At the top of the hill there is a pavilion with a Buddha figure inside. Most of the people were there to enjoy the view but a few were there to offer prayers and burn incense. Actually, you can't burn the incense here because of the risk of fires. Too many trees and other vegetation around. So they offer the incense and place it in the holder un-burned.
Here is a shot of the Pavilion of Everlasting Spring at the top of the hill.
There are several other smaller pavilions on small hills nearby.
This the White Dagoba in Beihai park nearby.
This is a shot looking north. In the center of the picture on the horizon you can see a tower in the Olympic area on the north side of town.

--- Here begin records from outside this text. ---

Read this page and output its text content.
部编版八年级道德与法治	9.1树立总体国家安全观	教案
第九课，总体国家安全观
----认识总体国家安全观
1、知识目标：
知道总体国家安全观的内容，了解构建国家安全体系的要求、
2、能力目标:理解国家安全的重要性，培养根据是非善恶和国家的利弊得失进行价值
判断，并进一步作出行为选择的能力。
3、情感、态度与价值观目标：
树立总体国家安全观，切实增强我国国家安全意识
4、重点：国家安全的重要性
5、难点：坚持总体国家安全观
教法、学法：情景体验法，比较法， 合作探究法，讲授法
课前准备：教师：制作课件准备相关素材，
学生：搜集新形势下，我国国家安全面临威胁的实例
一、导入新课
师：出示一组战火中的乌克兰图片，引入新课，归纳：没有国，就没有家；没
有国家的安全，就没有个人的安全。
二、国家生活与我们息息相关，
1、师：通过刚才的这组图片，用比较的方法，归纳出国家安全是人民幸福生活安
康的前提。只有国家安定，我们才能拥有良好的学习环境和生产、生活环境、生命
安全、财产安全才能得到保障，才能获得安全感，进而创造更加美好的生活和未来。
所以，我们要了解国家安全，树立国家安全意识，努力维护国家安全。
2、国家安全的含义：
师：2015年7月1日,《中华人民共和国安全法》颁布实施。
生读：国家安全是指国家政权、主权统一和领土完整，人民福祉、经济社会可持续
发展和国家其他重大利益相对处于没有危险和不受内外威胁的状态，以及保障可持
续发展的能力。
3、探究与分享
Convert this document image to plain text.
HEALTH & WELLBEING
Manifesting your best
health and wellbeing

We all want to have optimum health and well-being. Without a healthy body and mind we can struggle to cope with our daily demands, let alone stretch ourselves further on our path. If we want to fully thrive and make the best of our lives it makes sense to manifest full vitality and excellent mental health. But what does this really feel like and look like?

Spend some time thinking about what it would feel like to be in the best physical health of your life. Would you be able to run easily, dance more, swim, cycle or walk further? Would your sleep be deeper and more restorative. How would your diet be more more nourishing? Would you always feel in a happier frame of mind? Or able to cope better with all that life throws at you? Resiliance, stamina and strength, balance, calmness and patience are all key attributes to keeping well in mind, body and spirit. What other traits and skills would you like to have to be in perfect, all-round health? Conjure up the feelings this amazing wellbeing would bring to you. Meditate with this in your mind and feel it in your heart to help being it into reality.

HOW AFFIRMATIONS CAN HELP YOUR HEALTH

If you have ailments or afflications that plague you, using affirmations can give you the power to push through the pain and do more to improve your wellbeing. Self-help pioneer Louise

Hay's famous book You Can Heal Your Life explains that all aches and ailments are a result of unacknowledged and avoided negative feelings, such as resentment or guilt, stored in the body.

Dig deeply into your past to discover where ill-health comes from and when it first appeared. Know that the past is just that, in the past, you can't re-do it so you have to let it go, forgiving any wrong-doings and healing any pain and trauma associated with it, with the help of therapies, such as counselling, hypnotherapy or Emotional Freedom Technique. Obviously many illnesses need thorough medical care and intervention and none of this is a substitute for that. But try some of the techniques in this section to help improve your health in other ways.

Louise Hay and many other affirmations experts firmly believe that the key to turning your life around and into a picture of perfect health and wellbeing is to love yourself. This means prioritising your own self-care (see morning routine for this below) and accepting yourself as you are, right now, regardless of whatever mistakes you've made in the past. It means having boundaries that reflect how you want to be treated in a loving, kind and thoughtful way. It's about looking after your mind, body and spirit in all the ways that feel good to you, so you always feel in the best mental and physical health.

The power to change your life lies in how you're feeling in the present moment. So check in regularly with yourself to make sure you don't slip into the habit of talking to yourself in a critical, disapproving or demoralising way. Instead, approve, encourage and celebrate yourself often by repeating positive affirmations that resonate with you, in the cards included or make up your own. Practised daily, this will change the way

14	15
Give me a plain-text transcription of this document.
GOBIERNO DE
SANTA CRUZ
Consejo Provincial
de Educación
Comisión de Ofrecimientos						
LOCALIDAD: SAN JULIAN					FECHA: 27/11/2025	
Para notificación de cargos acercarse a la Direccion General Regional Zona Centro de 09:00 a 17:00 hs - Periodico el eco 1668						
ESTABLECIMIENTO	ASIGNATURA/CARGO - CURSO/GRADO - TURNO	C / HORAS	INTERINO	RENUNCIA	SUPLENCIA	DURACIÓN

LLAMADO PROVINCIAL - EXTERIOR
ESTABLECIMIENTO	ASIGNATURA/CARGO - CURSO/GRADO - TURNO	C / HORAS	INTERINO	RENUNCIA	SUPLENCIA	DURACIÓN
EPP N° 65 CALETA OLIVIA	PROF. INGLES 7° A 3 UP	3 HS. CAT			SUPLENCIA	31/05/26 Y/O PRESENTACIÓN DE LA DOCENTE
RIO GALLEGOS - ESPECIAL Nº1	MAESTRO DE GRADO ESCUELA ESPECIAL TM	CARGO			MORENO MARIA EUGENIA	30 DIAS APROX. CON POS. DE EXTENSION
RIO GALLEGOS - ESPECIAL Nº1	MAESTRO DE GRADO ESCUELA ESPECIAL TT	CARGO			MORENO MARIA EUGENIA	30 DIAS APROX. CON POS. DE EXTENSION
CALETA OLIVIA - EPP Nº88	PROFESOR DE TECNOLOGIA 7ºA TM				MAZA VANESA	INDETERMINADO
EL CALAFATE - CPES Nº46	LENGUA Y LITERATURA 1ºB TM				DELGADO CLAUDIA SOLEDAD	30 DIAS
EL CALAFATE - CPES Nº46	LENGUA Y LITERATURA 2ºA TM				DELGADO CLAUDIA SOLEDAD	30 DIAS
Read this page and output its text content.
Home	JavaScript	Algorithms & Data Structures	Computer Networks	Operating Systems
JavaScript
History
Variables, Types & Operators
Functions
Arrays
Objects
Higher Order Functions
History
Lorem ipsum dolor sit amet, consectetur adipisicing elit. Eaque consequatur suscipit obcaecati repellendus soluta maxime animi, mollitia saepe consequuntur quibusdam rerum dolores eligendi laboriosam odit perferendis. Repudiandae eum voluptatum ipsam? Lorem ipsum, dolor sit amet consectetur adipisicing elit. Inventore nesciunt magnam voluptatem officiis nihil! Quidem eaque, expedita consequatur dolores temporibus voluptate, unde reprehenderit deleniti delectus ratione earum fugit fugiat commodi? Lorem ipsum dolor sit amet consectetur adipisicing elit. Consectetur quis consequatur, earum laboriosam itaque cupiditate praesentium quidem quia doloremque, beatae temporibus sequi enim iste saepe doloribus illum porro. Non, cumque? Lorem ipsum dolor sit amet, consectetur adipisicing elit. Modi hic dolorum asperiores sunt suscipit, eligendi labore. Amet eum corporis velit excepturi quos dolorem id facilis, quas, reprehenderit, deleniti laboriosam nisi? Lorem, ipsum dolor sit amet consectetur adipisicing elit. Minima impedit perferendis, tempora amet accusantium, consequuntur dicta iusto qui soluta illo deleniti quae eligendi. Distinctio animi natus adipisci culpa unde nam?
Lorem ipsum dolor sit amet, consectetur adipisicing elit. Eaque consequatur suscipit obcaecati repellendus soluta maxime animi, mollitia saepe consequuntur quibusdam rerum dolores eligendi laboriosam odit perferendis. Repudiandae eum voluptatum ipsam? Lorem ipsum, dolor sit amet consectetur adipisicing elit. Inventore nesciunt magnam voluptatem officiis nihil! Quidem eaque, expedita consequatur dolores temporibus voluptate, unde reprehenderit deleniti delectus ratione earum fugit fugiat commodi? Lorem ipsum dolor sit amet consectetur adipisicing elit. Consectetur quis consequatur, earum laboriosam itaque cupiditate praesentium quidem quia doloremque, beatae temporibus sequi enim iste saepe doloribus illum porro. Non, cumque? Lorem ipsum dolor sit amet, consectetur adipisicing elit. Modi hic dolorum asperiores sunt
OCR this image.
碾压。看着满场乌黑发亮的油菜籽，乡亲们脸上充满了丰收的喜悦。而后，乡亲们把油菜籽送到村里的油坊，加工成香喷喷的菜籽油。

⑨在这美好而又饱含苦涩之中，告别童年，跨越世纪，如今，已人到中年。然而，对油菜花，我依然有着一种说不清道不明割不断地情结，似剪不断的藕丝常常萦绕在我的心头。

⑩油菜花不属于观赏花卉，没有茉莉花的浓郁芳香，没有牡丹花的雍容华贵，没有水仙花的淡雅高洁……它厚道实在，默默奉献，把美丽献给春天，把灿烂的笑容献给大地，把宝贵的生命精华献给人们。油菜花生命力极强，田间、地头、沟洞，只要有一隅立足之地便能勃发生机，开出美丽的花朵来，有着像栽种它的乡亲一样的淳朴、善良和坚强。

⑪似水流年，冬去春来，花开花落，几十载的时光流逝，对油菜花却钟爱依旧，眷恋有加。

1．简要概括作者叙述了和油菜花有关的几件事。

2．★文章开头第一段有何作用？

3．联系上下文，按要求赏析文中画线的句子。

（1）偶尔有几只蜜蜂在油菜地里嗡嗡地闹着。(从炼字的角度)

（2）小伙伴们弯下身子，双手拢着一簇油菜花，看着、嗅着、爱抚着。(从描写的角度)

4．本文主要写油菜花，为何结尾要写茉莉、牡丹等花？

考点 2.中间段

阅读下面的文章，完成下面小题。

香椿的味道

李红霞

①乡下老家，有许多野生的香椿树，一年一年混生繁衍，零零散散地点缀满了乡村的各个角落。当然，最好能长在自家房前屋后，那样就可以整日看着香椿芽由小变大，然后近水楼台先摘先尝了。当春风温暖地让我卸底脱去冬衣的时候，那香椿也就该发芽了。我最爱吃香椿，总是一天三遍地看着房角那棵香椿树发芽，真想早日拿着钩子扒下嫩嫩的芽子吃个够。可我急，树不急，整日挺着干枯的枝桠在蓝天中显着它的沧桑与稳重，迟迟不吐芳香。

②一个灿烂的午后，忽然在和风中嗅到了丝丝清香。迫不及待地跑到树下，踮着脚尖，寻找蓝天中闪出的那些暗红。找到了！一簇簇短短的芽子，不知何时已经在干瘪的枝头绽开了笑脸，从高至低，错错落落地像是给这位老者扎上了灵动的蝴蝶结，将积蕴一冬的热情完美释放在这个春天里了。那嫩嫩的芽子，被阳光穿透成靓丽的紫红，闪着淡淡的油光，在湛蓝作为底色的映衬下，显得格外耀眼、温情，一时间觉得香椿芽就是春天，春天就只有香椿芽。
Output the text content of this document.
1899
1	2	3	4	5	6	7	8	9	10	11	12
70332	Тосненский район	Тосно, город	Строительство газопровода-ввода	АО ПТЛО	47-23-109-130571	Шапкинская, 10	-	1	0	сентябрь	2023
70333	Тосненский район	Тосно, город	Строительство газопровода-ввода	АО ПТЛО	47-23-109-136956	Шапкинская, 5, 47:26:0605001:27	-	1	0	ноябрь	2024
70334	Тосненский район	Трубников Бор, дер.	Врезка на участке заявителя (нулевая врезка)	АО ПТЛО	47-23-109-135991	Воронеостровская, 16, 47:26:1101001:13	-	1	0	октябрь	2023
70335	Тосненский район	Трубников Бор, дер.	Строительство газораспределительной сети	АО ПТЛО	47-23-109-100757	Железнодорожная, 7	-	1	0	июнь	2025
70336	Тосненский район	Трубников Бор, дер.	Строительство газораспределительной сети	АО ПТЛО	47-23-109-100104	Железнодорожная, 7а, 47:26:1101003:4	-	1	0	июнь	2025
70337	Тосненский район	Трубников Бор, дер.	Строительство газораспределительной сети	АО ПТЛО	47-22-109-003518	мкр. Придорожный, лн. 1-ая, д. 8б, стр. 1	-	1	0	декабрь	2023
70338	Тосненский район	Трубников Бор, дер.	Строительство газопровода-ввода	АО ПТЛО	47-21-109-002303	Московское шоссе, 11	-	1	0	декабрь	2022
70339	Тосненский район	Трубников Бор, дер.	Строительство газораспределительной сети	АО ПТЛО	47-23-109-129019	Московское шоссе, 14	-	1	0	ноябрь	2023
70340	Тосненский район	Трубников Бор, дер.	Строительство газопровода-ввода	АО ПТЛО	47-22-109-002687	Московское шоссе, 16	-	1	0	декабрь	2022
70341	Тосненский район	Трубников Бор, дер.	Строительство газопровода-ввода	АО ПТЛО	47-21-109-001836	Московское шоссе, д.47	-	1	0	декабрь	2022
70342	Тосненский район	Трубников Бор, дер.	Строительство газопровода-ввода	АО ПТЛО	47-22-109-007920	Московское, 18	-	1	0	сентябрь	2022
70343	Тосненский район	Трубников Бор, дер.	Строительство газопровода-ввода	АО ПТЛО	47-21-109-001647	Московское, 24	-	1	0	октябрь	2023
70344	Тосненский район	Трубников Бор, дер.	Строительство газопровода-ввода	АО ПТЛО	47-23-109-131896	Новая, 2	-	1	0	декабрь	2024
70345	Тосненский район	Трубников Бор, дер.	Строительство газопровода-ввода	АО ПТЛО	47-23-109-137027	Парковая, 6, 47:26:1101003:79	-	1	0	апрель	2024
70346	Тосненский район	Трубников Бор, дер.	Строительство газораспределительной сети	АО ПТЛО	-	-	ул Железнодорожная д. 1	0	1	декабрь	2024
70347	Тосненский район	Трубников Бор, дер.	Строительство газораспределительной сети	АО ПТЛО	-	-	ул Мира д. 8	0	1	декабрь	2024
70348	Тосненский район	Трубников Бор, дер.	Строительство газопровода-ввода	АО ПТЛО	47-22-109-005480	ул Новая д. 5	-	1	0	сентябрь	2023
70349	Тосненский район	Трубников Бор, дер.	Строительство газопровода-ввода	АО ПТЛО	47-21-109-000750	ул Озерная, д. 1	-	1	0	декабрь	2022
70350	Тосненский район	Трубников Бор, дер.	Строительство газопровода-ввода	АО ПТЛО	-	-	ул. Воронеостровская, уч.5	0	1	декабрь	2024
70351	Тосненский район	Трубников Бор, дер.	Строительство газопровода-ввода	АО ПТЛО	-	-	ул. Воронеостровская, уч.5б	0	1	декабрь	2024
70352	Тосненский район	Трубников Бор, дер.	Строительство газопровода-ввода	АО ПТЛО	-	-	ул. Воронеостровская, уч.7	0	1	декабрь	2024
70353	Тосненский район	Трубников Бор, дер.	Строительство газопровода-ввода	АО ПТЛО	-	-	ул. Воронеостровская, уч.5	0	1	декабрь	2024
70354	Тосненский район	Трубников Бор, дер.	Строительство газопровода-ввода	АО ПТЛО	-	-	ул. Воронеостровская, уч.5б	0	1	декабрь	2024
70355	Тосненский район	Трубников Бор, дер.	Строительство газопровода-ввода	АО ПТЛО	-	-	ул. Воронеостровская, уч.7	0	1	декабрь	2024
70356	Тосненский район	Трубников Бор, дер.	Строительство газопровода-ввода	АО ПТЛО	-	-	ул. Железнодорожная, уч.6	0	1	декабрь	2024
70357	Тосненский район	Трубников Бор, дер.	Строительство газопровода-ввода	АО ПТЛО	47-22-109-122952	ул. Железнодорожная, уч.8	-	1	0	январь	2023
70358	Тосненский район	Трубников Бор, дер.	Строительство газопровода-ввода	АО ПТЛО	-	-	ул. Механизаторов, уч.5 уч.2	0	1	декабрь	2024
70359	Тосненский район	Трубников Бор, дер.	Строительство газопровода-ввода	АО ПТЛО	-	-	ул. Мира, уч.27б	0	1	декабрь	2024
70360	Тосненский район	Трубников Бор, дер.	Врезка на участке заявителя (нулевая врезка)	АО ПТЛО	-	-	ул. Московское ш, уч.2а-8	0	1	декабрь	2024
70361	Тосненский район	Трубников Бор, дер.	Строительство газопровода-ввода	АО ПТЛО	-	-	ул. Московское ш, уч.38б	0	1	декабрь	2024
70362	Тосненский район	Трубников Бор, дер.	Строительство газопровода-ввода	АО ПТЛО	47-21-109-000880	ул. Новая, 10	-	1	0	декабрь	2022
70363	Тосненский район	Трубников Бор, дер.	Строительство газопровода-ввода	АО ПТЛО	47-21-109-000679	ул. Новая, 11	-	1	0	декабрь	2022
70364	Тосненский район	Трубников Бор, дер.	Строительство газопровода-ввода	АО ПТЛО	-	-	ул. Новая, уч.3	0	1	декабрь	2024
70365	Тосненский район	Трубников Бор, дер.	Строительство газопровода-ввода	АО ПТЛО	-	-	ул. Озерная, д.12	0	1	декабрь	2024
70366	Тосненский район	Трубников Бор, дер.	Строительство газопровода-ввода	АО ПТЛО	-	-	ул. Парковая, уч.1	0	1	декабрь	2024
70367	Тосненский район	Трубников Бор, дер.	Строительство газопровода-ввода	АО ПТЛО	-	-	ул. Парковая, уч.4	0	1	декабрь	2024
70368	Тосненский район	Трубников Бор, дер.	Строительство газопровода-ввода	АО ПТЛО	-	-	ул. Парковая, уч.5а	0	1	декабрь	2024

The Drum and Bell towers are visible in this shot, also.
Directly to the south of Jingshan is the Forbidden City. You really get a nice view from the top of the hill. You can also get a sense of the scale of the Forbidden City.
Here is a close-up shot. The area near this gate was the residential area for the emperor, his wives and concubines and 1000s of eunuchs. The area to the south as more for ceremonies and functions.
This shot is looking to the southeast. Our apartment is in the complex on the horizon in the center of the picture. I think it took me about 45 minutes to walk back from the park at a leisurely pace.
I included this shot looking east south-east to show you where the SABIC office is. We are on the 36th floor of the closest of the set of 3 with a similar design in the center of the picture on the horizon.
This picture is from the side of the hill and gives a better perspective of the main halls that are arranged on the center axis of the Forbidden City.
Here is a close up of one of the buildings or gates under going restoration. They painted and spruced up all the main buildings before the Olympics in 2008. It still looks pretty good.
Some of you may remember Margot commenting that women with blond hair
I agree as I get fewer curious stares than before, too - at least in Beijing. In the small town of Dagang the school kids still look at me with a bit of wonder, though.
But I've got to tell you - this young women was getting a lot of furtive glances by my observation and I wasn't the only one. My Chinese isn't good enough to tell but from the body language I'm pretty sure I heard more than one Chinese woman say the Chinese equivalent of "Were you just ... Noooo, of course not." Maybe just as well Margot stayed home for this sightseeing excursion.